Peux-tu nous rappeler tes derniers résultats ?

Deuxième du classement général l'hiver dernier. Sur les dernières années, j’ai fait quatrième, troisième puis second l’hiver dernier. Quand j’ai fait quatrième je m’étais blessé, donc je n’avais pas pu finir le Tour. Je suis resté dans les points pour me qualifier et enchainer la saison suivante, où j’ai fait une bonne saison en finissant troisième. Et enfin l’année passée, second. C’était un peu à chaque fois à Verbier que tout se jouait. Et à chaque fois, le titre m’est passé sous le nez de peu. C’est pour ça que je continue encore cette année !

Tu commences à le connaitre ce Bec des Rosses, tu l’as fait combien de fois en compétition ?

Cinq fois au total ! Je l’ai ouvert d’abord, deux fois, puisque je n’avais pas encore l’âge de courir.

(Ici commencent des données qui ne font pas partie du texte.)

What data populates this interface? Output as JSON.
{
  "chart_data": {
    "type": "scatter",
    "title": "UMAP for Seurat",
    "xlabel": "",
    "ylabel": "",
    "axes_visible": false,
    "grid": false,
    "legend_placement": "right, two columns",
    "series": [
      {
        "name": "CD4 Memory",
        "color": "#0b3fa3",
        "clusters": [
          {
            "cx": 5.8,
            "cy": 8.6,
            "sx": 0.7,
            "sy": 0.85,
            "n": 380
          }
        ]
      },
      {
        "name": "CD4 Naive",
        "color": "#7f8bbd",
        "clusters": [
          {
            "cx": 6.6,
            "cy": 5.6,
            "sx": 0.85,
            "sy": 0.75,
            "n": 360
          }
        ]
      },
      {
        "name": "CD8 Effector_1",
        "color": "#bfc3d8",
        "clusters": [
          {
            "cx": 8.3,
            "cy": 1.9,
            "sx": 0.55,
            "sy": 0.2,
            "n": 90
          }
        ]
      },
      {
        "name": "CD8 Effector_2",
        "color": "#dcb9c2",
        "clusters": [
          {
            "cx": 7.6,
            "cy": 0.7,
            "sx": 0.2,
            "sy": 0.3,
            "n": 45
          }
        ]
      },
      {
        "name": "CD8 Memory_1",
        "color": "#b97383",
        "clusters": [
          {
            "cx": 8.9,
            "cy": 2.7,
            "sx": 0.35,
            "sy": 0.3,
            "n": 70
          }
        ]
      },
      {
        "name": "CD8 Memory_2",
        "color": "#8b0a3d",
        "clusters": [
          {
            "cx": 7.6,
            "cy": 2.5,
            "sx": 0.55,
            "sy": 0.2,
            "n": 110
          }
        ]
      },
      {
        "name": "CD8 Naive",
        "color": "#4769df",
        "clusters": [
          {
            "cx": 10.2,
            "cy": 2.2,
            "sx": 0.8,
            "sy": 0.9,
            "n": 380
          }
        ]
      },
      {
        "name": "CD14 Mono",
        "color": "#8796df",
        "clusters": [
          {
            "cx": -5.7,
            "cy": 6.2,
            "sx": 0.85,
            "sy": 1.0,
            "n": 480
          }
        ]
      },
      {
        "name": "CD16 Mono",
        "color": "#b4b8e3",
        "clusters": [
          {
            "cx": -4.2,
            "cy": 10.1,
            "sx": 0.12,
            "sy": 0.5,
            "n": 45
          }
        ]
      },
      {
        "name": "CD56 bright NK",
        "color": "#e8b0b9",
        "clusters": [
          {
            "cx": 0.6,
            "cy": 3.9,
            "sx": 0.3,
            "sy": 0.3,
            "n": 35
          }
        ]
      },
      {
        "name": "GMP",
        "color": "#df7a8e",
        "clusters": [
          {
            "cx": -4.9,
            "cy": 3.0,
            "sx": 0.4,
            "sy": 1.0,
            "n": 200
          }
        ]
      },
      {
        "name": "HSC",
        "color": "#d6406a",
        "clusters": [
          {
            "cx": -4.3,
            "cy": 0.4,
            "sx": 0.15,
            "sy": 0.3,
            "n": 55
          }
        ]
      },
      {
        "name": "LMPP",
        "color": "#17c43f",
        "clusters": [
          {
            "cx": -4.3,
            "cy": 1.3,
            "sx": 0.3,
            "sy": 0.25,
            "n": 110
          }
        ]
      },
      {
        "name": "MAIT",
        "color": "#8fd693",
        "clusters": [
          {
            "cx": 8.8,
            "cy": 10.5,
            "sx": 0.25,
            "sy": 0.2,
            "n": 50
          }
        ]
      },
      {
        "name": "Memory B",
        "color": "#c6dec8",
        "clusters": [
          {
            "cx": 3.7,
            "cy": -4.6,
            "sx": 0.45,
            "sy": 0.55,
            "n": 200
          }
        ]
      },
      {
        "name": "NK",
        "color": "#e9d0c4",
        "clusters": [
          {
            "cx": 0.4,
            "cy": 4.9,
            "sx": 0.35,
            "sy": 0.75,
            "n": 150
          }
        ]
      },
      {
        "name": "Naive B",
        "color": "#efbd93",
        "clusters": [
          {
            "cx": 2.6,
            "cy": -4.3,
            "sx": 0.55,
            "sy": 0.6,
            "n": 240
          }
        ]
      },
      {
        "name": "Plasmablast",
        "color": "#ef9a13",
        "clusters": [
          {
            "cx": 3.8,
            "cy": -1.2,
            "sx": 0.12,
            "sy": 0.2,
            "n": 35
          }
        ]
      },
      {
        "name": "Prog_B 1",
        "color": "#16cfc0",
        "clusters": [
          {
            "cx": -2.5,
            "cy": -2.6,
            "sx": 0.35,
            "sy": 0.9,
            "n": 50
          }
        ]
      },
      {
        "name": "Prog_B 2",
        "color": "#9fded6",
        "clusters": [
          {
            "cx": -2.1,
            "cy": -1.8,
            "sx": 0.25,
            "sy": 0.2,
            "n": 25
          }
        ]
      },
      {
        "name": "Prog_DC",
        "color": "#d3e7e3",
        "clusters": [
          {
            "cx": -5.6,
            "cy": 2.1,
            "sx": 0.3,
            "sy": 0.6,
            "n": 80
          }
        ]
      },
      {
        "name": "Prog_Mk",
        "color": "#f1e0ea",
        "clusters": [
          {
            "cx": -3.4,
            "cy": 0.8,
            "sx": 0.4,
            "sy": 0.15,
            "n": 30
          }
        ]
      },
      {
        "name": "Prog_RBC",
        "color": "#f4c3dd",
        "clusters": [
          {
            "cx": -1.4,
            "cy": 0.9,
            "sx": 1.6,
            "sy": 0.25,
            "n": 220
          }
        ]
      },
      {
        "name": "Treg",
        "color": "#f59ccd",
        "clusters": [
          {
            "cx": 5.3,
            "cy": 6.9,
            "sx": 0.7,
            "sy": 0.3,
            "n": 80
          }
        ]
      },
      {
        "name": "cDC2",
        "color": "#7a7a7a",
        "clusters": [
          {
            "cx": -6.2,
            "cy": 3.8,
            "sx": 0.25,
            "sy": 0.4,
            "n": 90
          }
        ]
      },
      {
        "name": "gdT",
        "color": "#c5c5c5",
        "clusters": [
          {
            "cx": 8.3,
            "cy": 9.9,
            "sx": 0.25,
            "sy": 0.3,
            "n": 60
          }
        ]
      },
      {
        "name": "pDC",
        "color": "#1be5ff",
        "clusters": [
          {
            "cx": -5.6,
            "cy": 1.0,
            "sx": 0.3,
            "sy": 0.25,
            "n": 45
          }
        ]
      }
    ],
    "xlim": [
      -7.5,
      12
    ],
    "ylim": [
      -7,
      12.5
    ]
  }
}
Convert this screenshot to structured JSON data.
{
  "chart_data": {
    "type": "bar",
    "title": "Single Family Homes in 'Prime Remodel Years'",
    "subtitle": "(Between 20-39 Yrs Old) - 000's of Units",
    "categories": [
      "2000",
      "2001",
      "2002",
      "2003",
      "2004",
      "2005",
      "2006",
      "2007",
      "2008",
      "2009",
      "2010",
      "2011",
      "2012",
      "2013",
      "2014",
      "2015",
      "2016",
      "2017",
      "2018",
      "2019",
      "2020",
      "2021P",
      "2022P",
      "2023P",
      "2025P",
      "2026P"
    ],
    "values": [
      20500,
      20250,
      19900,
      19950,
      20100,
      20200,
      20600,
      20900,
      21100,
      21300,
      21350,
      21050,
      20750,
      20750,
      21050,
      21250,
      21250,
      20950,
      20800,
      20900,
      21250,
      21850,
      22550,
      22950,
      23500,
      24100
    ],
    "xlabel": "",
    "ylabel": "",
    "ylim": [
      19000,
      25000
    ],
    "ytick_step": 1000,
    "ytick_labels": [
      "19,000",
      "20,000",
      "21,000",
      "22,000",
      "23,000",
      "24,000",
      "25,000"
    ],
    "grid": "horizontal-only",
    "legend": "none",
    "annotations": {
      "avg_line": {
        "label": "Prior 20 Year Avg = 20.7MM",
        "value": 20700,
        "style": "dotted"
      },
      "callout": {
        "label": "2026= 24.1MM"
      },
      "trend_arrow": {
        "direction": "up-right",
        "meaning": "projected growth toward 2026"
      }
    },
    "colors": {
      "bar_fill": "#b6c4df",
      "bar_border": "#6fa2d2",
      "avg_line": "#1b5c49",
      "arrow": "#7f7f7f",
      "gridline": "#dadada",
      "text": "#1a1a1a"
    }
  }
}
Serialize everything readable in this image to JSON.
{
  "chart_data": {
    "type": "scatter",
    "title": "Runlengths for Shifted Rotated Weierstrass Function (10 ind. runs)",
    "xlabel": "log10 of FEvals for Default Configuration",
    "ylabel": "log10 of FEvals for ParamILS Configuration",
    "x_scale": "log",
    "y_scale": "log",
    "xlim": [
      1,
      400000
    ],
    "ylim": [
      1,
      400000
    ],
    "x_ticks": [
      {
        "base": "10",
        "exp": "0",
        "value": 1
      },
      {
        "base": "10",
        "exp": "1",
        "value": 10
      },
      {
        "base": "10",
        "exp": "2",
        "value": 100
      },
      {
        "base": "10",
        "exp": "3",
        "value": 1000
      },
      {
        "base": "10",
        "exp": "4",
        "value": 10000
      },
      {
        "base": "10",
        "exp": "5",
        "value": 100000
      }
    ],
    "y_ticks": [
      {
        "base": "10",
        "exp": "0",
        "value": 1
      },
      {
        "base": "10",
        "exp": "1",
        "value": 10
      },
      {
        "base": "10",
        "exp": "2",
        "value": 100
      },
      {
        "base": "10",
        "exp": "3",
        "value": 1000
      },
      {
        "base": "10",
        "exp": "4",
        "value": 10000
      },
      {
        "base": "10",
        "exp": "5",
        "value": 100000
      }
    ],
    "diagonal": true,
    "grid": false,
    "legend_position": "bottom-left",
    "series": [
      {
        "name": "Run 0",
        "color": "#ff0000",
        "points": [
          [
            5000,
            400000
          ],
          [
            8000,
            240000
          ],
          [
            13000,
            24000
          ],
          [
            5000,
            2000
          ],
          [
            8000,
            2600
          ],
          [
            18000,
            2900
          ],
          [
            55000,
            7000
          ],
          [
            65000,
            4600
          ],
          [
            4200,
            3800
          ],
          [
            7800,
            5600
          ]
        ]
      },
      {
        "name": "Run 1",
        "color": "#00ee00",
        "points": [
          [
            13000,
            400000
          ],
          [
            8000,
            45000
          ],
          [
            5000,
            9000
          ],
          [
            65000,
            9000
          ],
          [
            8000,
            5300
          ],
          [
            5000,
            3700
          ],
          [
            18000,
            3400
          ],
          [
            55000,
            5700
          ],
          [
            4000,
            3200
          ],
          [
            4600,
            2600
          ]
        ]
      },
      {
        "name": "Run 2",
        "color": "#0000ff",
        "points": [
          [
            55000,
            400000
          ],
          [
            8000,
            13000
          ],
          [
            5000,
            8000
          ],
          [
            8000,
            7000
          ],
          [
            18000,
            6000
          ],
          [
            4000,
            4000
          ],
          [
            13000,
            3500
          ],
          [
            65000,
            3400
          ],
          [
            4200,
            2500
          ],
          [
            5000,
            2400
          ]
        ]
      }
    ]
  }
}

Ensuite j’ai loupé la fois où j’étais blessé, et ensuite trois fois en compétition. C’est une compétition à part, c'est là que ça a commencé, à l’époque où il n’y avait que l’Xtrem de Verbier, et en snowboard d’abord. Quand je me suis intéressé au freeride ça a commencé en ski, pendant la victoire de Jean-Yves Michellod, que je connaissais. Ce sont des choses qui m’ont vraiment motivé, de voir ces skieurs sur le Bec ! C’est là que tout a commencé et c’est aussi là que le FWT se finit, sur une montagne qui est vraiment différente des autres. C’est plus raide, plus long, c’est là qu’on voit vraiment les bons skieurs. C’est le spot idéal, il y a une terrasse devant pour le public, on est au sommet en moins d’une heure, il y a des lignes pour tout le monde, des lignes ouvertes pour ceux qui veulent faire un peu des tricks, des couloirs engagés pour ceux qui veulent des choses un peu plus techniques, etc. 

Quelles sont tes ambitions pour cet hiver ?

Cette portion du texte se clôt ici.